ATLANTA — A new phase of the COVID-19 vaccine trial is starting at Emory.
Scientists are now asking for volunteers 56 and older. Researchers said it will help them better understand how the vaccine helps people who face a higher risk of complications.
The trial expands to an additional 30 volunteers 56 to 70 years old and 30 people who are 71 years and older.
Doctors said that since many older adults don't develop as strong of an immune response to vaccines, it's critically important to evaluate this vaccine in older people.
"They've already vaccinated several people in different age groups," Dr. Annesh Mehta said of Emory University said.
Phase One of the mRNA vaccine trial began on March 16. In it, 45 healthy volunteers ages 18 to 55 had been a part of it.
"And that data is now being evaluated to see if that vaccine can go on to phase two testing, which we're really hopeful that it will," Mehta said. "We'll get far more information on how well this vaccine works."
The search is now on for the 60 volunteers aged 56 and up to get the trial vaccine. Those patients would get a shot two times a year and research would follow them over the course of that year to see how effective it is.
Dr. Mehta said that, right now, COVID-19 research is an expansive effort.

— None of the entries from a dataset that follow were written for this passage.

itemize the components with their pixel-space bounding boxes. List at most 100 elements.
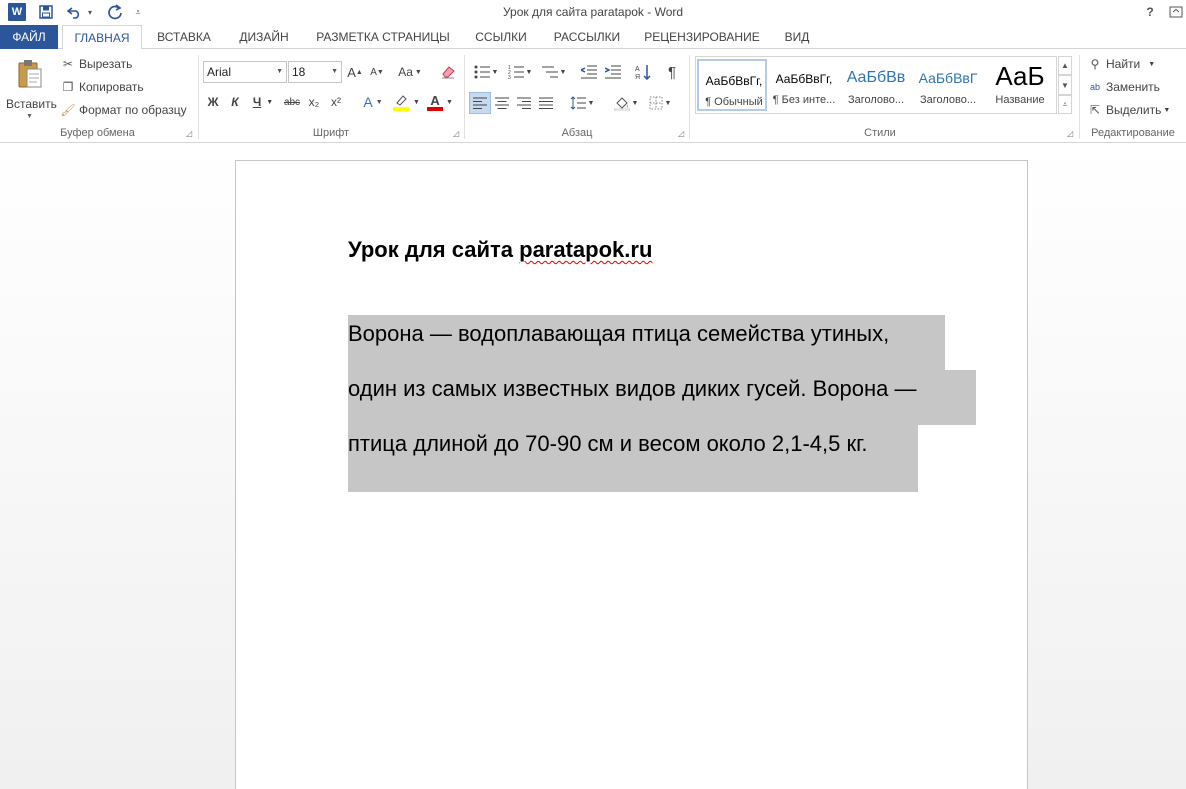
font-launcher-icon[interactable]: ◿ <box>453 129 459 138</box>
style-preview: АаБбВв <box>846 69 906 86</box>
sort-button[interactable]: AЯ <box>632 61 654 83</box>
find-button[interactable]: ⚲ Найти ▼ <box>1087 54 1156 74</box>
styles-launcher-icon[interactable]: ◿ <box>1067 129 1073 138</box>
selected-text-line[interactable]: Ворона — водоплавающая птица семейства у… <box>348 315 945 370</box>
show-formatting-button[interactable]: ¶ <box>662 61 682 83</box>
italic-icon: К <box>231 95 239 109</box>
style-heading-1[interactable]: АаБбВв Заголово... <box>841 59 911 111</box>
style-no-spacing[interactable]: АаБбВвГг, ¶ Без инте... <box>769 59 839 111</box>
paste-dropdown-icon[interactable]: ▼ <box>26 113 33 120</box>
shrink-font-icon: A <box>370 66 377 78</box>
selected-text-line[interactable]: один из самых известных видов диких гусе… <box>348 370 976 425</box>
find-label: Найти <box>1106 57 1141 71</box>
style-title[interactable]: АаБ Название <box>985 59 1055 111</box>
strikethrough-icon: abc <box>283 96 301 108</box>
clipboard-icon <box>18 60 42 88</box>
font-size-combo[interactable]: 18 ▼ <box>288 61 342 83</box>
borders-button[interactable]: ▼ <box>644 92 676 114</box>
format-painter-button[interactable]: 🖌 Формат по образцу <box>60 100 187 120</box>
binoculars-icon: ⚲ <box>1090 57 1100 71</box>
style-normal[interactable]: АаБбВвГг, ¶ Обычный <box>697 59 767 111</box>
superscript-button[interactable]: x² <box>327 91 345 113</box>
align-left-icon <box>473 97 487 109</box>
align-right-button[interactable] <box>514 92 534 114</box>
tab-mailings[interactable]: РАССЫЛКИ <box>546 25 628 49</box>
tab-review[interactable]: РЕЦЕНЗИРОВАНИЕ <box>640 25 764 49</box>
tab-insert[interactable]: ВСТАВКА <box>150 25 218 49</box>
style-name: ¶ Обычный <box>705 96 763 108</box>
tab-page-layout[interactable]: РАЗМЕТКА СТРАНИЦЫ <box>310 25 456 49</box>
bullets-button[interactable]: ▼ <box>470 61 502 83</box>
superscript-icon: x² <box>331 95 341 109</box>
copy-button[interactable]: ❐ Копировать <box>60 77 144 97</box>
style-preview: АаБбВвГ <box>918 70 978 86</box>
svg-text:A: A <box>635 66 640 73</box>
grow-font-icon: A <box>347 64 356 80</box>
paste-button[interactable]: Вставить ▼ <box>6 55 57 121</box>
tab-references[interactable]: ССЫЛКИ <box>468 25 534 49</box>
clipboard-launcher-icon[interactable]: ◿ <box>186 129 192 138</box>
heading-misspelled-word[interactable]: paratapok.ru <box>519 237 652 262</box>
replace-icon: ab <box>1089 82 1100 92</box>
style-preview: АаБ <box>995 61 1045 91</box>
ribbon-home: Вставить ▼ ✂ Вырезать ❐ Копировать 🖌 Формат… <box>0 49 1186 143</box>
replace-button[interactable]: ab Заменить <box>1087 77 1160 97</box>
underline-button[interactable]: Ч ▼ <box>248 91 278 113</box>
font-color-icon: A <box>427 93 444 111</box>
selected-text-line[interactable]: птица длиной до 70-90 см и весом около 2… <box>348 425 918 492</box>
align-center-button[interactable] <box>492 92 512 114</box>
italic-button[interactable]: К <box>226 91 244 113</box>
font-size-value: 18 <box>292 65 306 79</box>
highlight-button[interactable]: ▼ <box>390 91 422 113</box>
strikethrough-button[interactable]: abc <box>282 91 302 113</box>
style-preview: АаБбВвГг, <box>705 74 763 88</box>
font-color-button[interactable]: A ▼ <box>424 91 456 113</box>
gallery-scroll-down-icon[interactable]: ▼ <box>1058 75 1072 95</box>
font-name-value: Arial <box>207 65 232 79</box>
clear-formatting-button[interactable] <box>438 61 458 83</box>
align-left-button[interactable] <box>469 92 491 114</box>
document-area[interactable]: Урок для сайта paratapok.ru Ворона — вод… <box>0 143 1186 789</box>
brush-icon: 🖌 <box>60 103 76 117</box>
document-heading[interactable]: Урок для сайта paratapok.ru <box>348 237 652 263</box>
tab-design[interactable]: ДИЗАЙН <box>230 25 298 49</box>
justify-button[interactable] <box>536 92 556 114</box>
scissors-icon: ✂ <box>62 57 74 71</box>
ribbon-display-options-icon[interactable] <box>1166 2 1186 22</box>
bullets-icon <box>474 65 490 79</box>
format-painter-label: Формат по образцу <box>79 103 187 117</box>
subscript-button[interactable]: x₂ <box>305 91 323 113</box>
paragraph-launcher-icon[interactable]: ◿ <box>678 129 684 138</box>
text-effects-button[interactable]: A ▼ <box>360 91 386 113</box>
body-line: один из самых известных видов диких гусе… <box>348 376 917 401</box>
group-divider <box>464 55 465 139</box>
tab-home[interactable]: ГЛАВНАЯ <box>62 25 142 50</box>
help-button[interactable]: ? <box>1140 2 1160 22</box>
increase-indent-button[interactable] <box>602 61 624 83</box>
gallery-scroll-up-icon[interactable]: ▲ <box>1058 56 1072 75</box>
borders-icon <box>649 96 663 110</box>
tab-file[interactable]: ФАЙЛ <box>0 25 58 49</box>
tab-view[interactable]: ВИД <box>776 25 818 49</box>
shrink-font-button[interactable]: A ▼ <box>368 61 386 83</box>
select-button[interactable]: ⇱ Выделить ▼ <box>1087 100 1170 120</box>
line-spacing-button[interactable]: ▼ <box>566 92 598 114</box>
decrease-indent-button[interactable] <box>578 61 600 83</box>
bold-button[interactable]: Ж <box>204 91 222 113</box>
styles-group-label: Стили <box>864 127 896 139</box>
gallery-more-icon[interactable]: ⩡ <box>1058 95 1072 114</box>
editing-group-label: Редактирование <box>1091 127 1175 139</box>
paint-bucket-icon <box>613 97 630 111</box>
cut-button[interactable]: ✂ Вырезать <box>60 54 132 74</box>
style-heading-2[interactable]: АаБбВвГ Заголово... <box>913 59 983 111</box>
numbering-button[interactable]: 1 2 3 ▼ <box>504 61 536 83</box>
highlighter-icon <box>393 95 410 111</box>
ribbon-tabs: ФАЙЛ ГЛАВНАЯ ВСТАВКА ДИЗАЙН РАЗМЕТКА СТР… <box>0 25 1186 50</box>
grow-font-button[interactable]: A ▲ <box>346 61 364 83</box>
styles-gallery: АаБбВвГг, ¶ Обычный АаБбВвГг, ¶ Без инте… <box>695 56 1057 114</box>
multilevel-list-button[interactable]: ▼ <box>538 61 570 83</box>
shading-button[interactable]: ▼ <box>610 92 642 114</box>
document-page[interactable]: Урок для сайта paratapok.ru Ворона — вод… <box>235 160 1028 789</box>
font-name-combo[interactable]: Arial ▼ <box>203 61 287 83</box>
change-case-button[interactable]: Aa ▼ <box>395 61 425 83</box>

"I think that's one of the great stories out of this, is that we see people from all universities, all hospitals, really working hard at every aspect of the COVID-19 response," he said. "And so, it's not only looking at vaccines and therapies, but we're also seeing our mental health colleges looking at the social and mental impact of this infection that's going on in communities."
He said doctors and scientists are looking at how to prevent this virus down the road and how to deal with it better in the future.
"It has truly been a remarkable response to be a part of," Mehta said.